- Culture
- 27 Oct 06
The minute you learn there’s a film about Leonard Cohen, you wonder why no one was smart enough to make one before.
The minute you learn there’s a film about Leonard Cohen, you wonder why no one was smart enough to make one before. Representing four decades worth of music and fascinating personal history, the Montreal poet would seem ideally suited as the anchor for a documentary portrait. He is, however, an enigmatic entity, happy to retreat behind Buddhism and his reputation as a legend. When you’re exalted through reputation and meditation, why bother with the mortals.
Well done, director Lian Lunson, for coaxing him in front of a camera. This loving salute marries footage from Hall Willner’s Came So Far For Beauty tribute concert with interviews, artwork and appearances from ardent admirers (Bono and Co.) who simply wish to touch the hem in whatever way they can.

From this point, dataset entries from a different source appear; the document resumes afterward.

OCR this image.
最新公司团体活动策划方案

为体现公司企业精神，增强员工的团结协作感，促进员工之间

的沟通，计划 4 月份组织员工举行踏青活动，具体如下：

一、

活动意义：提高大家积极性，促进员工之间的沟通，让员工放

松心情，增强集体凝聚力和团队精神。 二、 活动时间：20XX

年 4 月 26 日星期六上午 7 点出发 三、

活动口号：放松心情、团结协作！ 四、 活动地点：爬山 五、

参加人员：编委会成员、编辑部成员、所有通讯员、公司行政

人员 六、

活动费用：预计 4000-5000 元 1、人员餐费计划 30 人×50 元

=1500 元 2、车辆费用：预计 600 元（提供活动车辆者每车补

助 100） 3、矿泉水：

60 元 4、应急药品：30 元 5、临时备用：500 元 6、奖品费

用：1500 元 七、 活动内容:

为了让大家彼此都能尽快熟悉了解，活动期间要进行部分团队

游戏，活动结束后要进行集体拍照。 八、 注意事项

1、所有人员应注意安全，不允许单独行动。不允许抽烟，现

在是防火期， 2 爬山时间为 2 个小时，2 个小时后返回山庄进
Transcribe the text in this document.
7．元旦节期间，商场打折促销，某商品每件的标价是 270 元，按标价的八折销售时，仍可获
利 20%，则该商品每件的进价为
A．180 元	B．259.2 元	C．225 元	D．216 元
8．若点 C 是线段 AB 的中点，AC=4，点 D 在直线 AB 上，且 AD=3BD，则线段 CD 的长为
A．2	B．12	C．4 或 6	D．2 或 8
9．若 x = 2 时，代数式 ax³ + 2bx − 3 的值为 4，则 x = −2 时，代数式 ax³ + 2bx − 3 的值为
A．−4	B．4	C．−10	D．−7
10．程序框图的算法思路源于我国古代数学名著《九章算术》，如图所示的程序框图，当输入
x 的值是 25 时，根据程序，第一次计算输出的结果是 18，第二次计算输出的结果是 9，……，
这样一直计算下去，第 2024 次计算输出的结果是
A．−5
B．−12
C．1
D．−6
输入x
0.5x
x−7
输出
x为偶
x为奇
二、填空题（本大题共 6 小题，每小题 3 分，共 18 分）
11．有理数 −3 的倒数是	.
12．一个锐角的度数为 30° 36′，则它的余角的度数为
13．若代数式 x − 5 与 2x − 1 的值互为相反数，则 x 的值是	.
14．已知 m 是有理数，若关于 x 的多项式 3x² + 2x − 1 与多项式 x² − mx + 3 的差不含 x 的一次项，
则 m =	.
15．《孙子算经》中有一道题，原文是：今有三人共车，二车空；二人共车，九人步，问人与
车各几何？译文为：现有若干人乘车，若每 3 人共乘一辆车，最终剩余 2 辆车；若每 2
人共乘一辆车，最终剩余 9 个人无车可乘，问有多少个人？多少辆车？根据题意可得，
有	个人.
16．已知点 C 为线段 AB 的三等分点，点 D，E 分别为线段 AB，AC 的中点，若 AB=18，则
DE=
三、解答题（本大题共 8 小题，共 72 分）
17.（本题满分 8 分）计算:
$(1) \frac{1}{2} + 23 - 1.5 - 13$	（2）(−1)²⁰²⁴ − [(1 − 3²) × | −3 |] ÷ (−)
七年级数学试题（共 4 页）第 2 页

It hardly needs to be said that your enjoyment of the concert footage, presented here in nice and unfidgety chunks, depends on your musical tastes. Antony plays a stormer, Cave displays a predictable aptitude for the material and Beth Orton lets you forget that ‘Sisters Of Mercy’ could be a sad, bawdy hymnal to pioneering hookers.
Cohen himself meanwhile, is a deeply moving presence. Though Ms Lunson’s biography is by no means complete, her deliberately dreamy take marries well with Cohen’s haphazard poetic recollections. Roll on the comeback tour.